Encrypted private keys Password, UncommonOptions Supply passwords for encrypted import/export and select uncommon encryption behavior when required.
Hardware-backed keys UsePkcs11 Use a private key that remains in a PKCS#11 device.
SSH certificates UseSshCertificate Use an SSH certificate for SSH/SFTP public-key authentication.
File helpers LoadText, SaveText Read key text from disk or save exported key text.
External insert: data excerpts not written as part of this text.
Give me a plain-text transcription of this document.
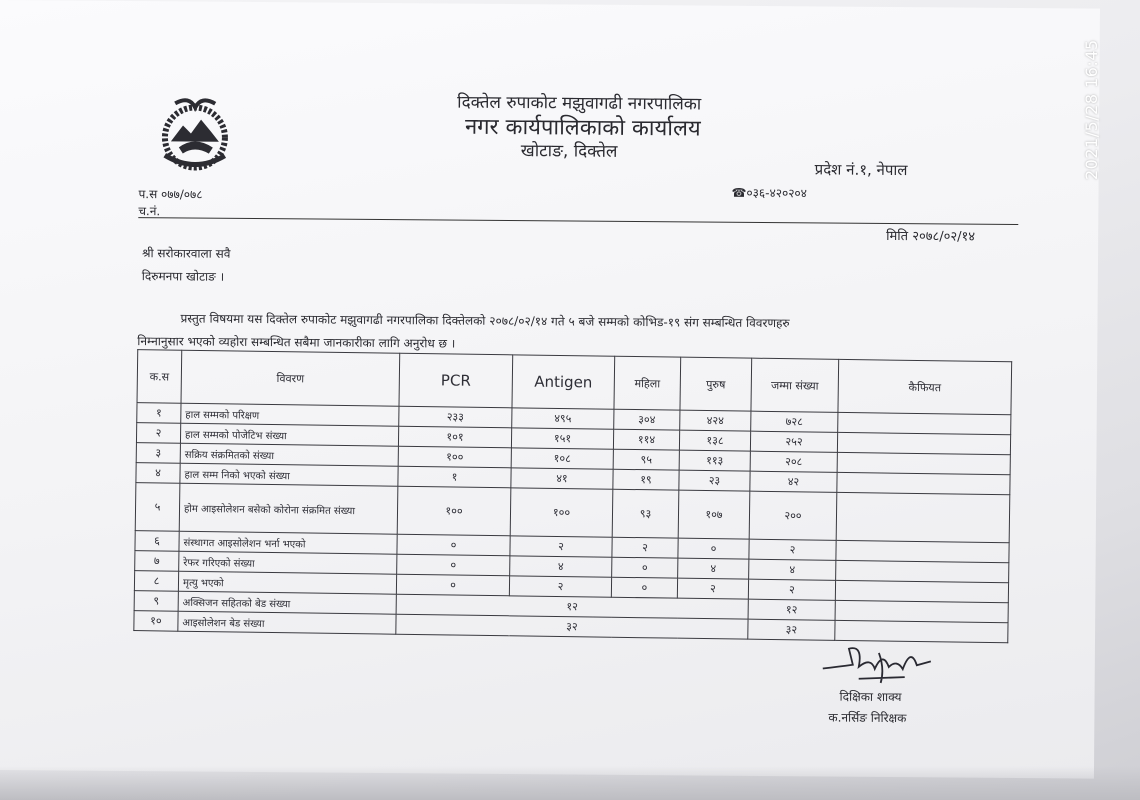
दिक्तेल रुपाकोट मझुवागढी नगरपालिका
नगर कार्यपालिकाको कार्यालय
खोटाङ, दिक्तेल
प्रदेश नं.१, नेपाल
☎०३६-४२०२०४
प.स ०७७/०७८
च.नं.
मिति २०७८/०२/१४
श्री सरोकारवाला सवै
दिरुमनपा खोटाङ ।
प्रस्तुत विषयमा यस दिक्तेल रुपाकोट मझुवागढी नगरपालिका दिक्तेलको २०७८/०२/१४ गते ५ बजे सम्मको कोभिड-१९ संग सम्बन्धित विवरणहरु
निम्नानुसार भएको व्यहोरा सम्बन्धित सबैमा जानकारीका लागि अनुरोध छ ।
क.स	विवरण	PCR	Antigen	महिला	पुरुष	जम्मा संख्या	कैफियत
१	हाल सम्मको परिक्षण	२३३	४९५	३०४	४२४	७२८	
२	हाल सम्मको पोजेटिभ संख्या	१०१	१५१	११४	१३८	२५२	
३	सक्रिय संक्रमितको संख्या	१००	१०८	९५	११३	२०८	
४	हाल सम्म निको भएको संख्या	१	४१	१९	२३	४२	
५	होम आइसोलेशन बसेको कोरोना संक्रमित संख्या	१००	१००	९३	१०७	२००	
६	संस्थागत आइसोलेशन भर्ना भएको	०	२	२	०	२	
७	रेफर गरिएको संख्या	०	४	०	४	४	
८	मृत्यु भएको	०	२	०	२	२	
९	अक्सिजन सहितको बेड संख्या	१२				१२	
१०	आइसोलेशन बेड संख्या	३२				३२	
दिक्षिका शाक्य
क.नर्सिङ निरिक्षक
Diagnostics and Troubleshooting

Problem Area Member What to Check
Import method fails FromOpenSshPrivateKey, FromPuttyPrivateKey, FromXml, LastErrorText Confirm that the argument is the full key text, not a filename, and that the correct import method is used for the format.
Encrypted private key cannot be loaded Password Set the password before calling the private-key import method.
Exported private key is not encrypted Password, ToOpenSshPrivateKey, ToPuttyPrivateKey Set Password and pass true for the encryption argument.
Wrong key type is loaded KeyType, IsRsaKey, IsDsaKey Inspect the key type after loading or generating the key.
Generated ECDSA key fails GenerateEcdsaKey Confirm the curve name is one of secp256r1, secp384r1, or secp521r1.
Generated DSA key fails GenerateDsaKey Use a bit length at least 1024 and a multiple of 64.
Need a public key from a private key ToOpenSshPublicKey, ToRfc4716PublicKey Load or generate the private key, then export the public portion in the desired format.
Need operation details after failure LastErrorText Check diagnostic text after failed or unexpected import, export, generation, fingerprint, PKCS#11, SSH certificate, or file-helper operations.

Common Pitfalls

Pitfall Better Approach
Passing a filename to a From* import method. Pass the key text. Use LoadText first when the key is stored in a file.
Trying to import an encrypted key before setting Password. Set Password before calling the private-key import method.
Expecting Password to matter for unencrypted keys. The password is ignored when the private key format is not encrypted.
Exporting a private key with encryption requested but no password set. Set Password before calling ToOpenSshPrivateKey(true) or ToPuttyPrivateKey(true).
Using the RSA/DSA boolean properties as the only key-type test. Use KeyType when ECDSA, Ed25519, or none are possible.
Forgetting that an SSH certificate is not a raw key. Use UseSshCertificate when authentication should use an SSH certificate.
Ignoring diagnostics after a failed key operation. Check LastErrorText for details.

Best Practices

Recommendation Reason
Use the import method that matches the key’s actual format. OpenSSH, PuTTY, RFC 4716, and XML are different text formats.
Set Password immediately before encrypted private-key import or export. It keeps the import/export behavior clear and avoids accidental unencrypted output.
Use KeyType after loading or generating a key. It provides the clearest indication of whether the object holds RSA, DSA, ECDSA, Ed25519, or no key.
Use GenFingerprint when displaying or comparing keys. Fingerprints are easier to compare than full public key text.
Use UsePkcs11 for hardware-backed private keys. It allows public-key authentication while the private key remains on an HSM, smart card, or token.
Keep UncommonOptions empty unless a legacy encryption requirement applies. The default OpenSSH private-key export encryption is usually preferred unless older Triple-DES output is specifically needed.
Check LastErrorText after failures. It provides useful diagnostic detail for loading, saving, converting, generating, fingerprinting, and hardware/certificate key operations.

Summary

Chilkat.SshKey is the Chilkat class for SSH key import, export, conversion, generation, and inspection. It supports private and public SSH keys, encrypted private keys, OpenSSH, PuTTY, RFC 4716, and XML formats, RSA, DSA, ECDSA, and Ed25519 key types, fingerprints, comments, PKCS#11-backed private keys, and SSH certificates used for public-key authentication.

The most important practical guidance is to pass key text rather than filenames to import methods, set Password before working with encrypted private keys, use KeyType to identify the loaded key, choose the export format required by the target SSH tool or server, and inspect LastErrorText whenever an operation fails.